I think these two posts sort of contradict each other the way you hold him responsible for shooting the kid, but letting him off the hook for the plane crash. Sort of, not completely. Also, they would be completely innocent as well as the people that got caught in the fire at the laundry, were those random laundry workers, I don’t remember.
They committed murder in the first couple of episodes. The show was clear from the very beginning that Walt and Jesse were just thinking about themselves while their actions had dire consequences for the people around them. Walt poisoning Brock was a turning point in that it showed how far he was now willing to go to get what he wanted (harming an innocent person) and how skilled he was in getting the job done. It was an evil thing to do but it can’t be called a moment he became evil or anything like that. They’ve been trafficking in human misery the whole time and they’ve killed people throughout the show. And Jesse has already seen a child die - not as a result of his own words but as a result of the business he and Walt are in. The show has been a quick descent that way. I’m not sure there is any one moment you can say this became evil except the very beginning, when Walt decided the way to provide for his family financially and get revenge on the world was to use his chemistry skills to make crystal meth.
I think something about the heist will come back to haunt them, maybe the spilled methylamine or something to do with the missing kid or etc. I think that because in Breaking Bad loose ends don’t just disappear and everything eventually ties together, I like that about the show but in this case I think it’ll be a little unrealistic.
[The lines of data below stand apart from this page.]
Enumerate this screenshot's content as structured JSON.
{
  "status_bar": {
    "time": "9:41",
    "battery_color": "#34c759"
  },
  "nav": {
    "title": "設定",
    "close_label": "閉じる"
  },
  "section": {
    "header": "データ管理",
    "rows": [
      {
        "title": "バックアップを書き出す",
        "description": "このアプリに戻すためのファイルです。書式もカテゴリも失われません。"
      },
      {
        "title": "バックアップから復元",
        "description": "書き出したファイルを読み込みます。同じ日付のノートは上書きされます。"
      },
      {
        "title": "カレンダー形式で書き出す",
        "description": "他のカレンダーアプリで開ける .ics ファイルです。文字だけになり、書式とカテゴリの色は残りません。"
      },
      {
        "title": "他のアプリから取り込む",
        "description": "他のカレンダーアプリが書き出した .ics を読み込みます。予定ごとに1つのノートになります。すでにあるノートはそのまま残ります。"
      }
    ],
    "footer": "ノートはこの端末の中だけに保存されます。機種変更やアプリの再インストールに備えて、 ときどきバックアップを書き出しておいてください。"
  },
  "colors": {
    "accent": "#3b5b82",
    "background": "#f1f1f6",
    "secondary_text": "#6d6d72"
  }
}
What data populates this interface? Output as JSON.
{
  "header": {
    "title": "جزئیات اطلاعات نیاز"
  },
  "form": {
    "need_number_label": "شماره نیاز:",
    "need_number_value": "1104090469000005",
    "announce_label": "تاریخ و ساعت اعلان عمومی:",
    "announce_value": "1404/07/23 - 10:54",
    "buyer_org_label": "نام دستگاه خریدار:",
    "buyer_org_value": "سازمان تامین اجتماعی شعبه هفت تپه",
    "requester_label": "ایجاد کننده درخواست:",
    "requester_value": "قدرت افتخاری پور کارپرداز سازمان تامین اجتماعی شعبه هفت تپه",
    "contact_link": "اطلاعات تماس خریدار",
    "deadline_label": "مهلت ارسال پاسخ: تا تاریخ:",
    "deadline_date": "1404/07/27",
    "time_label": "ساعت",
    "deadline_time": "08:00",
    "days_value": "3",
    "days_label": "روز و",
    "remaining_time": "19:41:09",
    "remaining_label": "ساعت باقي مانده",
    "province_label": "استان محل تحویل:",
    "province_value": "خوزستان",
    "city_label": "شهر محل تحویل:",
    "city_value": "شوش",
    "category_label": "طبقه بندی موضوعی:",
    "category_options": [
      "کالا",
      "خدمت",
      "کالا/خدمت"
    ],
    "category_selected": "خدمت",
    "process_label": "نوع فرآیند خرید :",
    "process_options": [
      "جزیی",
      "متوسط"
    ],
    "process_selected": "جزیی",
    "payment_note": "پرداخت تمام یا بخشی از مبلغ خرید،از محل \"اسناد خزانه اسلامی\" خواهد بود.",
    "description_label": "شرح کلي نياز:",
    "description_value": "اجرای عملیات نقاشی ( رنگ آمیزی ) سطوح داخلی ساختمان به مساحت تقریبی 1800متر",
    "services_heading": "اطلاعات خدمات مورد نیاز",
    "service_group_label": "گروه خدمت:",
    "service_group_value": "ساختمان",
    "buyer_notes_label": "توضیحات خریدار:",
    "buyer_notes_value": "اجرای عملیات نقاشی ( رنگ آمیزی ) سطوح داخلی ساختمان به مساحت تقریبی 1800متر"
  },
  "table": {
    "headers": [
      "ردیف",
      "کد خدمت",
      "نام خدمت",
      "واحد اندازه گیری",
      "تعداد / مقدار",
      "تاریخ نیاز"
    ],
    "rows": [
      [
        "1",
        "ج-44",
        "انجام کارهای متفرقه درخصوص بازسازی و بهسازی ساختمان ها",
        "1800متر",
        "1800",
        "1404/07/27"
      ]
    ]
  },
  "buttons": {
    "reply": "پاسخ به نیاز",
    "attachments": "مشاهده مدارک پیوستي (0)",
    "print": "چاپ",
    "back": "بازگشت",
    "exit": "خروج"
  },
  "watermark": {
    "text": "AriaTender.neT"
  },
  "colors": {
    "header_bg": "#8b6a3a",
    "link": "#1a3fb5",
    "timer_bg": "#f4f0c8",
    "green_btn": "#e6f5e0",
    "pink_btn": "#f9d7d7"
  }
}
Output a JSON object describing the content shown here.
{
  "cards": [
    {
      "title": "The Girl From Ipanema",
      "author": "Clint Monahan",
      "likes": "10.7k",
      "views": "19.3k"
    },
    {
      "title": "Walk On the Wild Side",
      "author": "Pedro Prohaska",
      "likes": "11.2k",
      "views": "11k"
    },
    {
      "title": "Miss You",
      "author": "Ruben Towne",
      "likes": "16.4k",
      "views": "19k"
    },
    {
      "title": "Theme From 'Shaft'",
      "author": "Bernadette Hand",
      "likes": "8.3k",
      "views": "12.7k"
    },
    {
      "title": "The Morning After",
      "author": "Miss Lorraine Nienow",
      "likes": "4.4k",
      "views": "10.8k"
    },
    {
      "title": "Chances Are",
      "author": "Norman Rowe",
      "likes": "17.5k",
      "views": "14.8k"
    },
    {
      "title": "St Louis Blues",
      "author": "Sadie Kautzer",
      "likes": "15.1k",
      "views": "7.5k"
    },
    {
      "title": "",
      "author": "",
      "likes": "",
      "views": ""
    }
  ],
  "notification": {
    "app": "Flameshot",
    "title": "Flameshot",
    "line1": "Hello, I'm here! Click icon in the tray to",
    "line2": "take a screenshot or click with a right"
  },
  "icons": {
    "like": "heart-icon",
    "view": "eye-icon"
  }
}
The reality is in a place as large as the desert they just bury the kid and he will never be found, ever. They just kick dirt around any of the spilled methylamine and no one will ever notice it was there, no one would ever find those buried tanks or the holes that they were in and this basically would be a tragedy about a missing kid who never got found.
I think some people have a very unrealistic view of how interconnected things are and how easily law enforcement can do stuff. The reality is people go missing in the desert all the time and are never found, the scale is so massive that even missing small planes can end up not being found in the desert…and that’s a missing small plane being looked for by helicopter search and rescue and etc.
It’d be very easy to make a random kid disappear in the desert to never be found, and since none of the principals have any connection whatsoever with the kid they’d never be suspects even remotely. It’s not even guaranteed that local law enforcement will even know that a train had to stop briefly in that area due to a broken down vehicle, and they also won’t know that it happened at the same time the kid got disappeared because they won’t know precisely when whatever happened to that kid happened to him. Even if they do find out the train had to stop for a broken down vehicle, it’s unlikely the train engineers took down any information that would allow the police to even find out who the guy driving the truck might have been.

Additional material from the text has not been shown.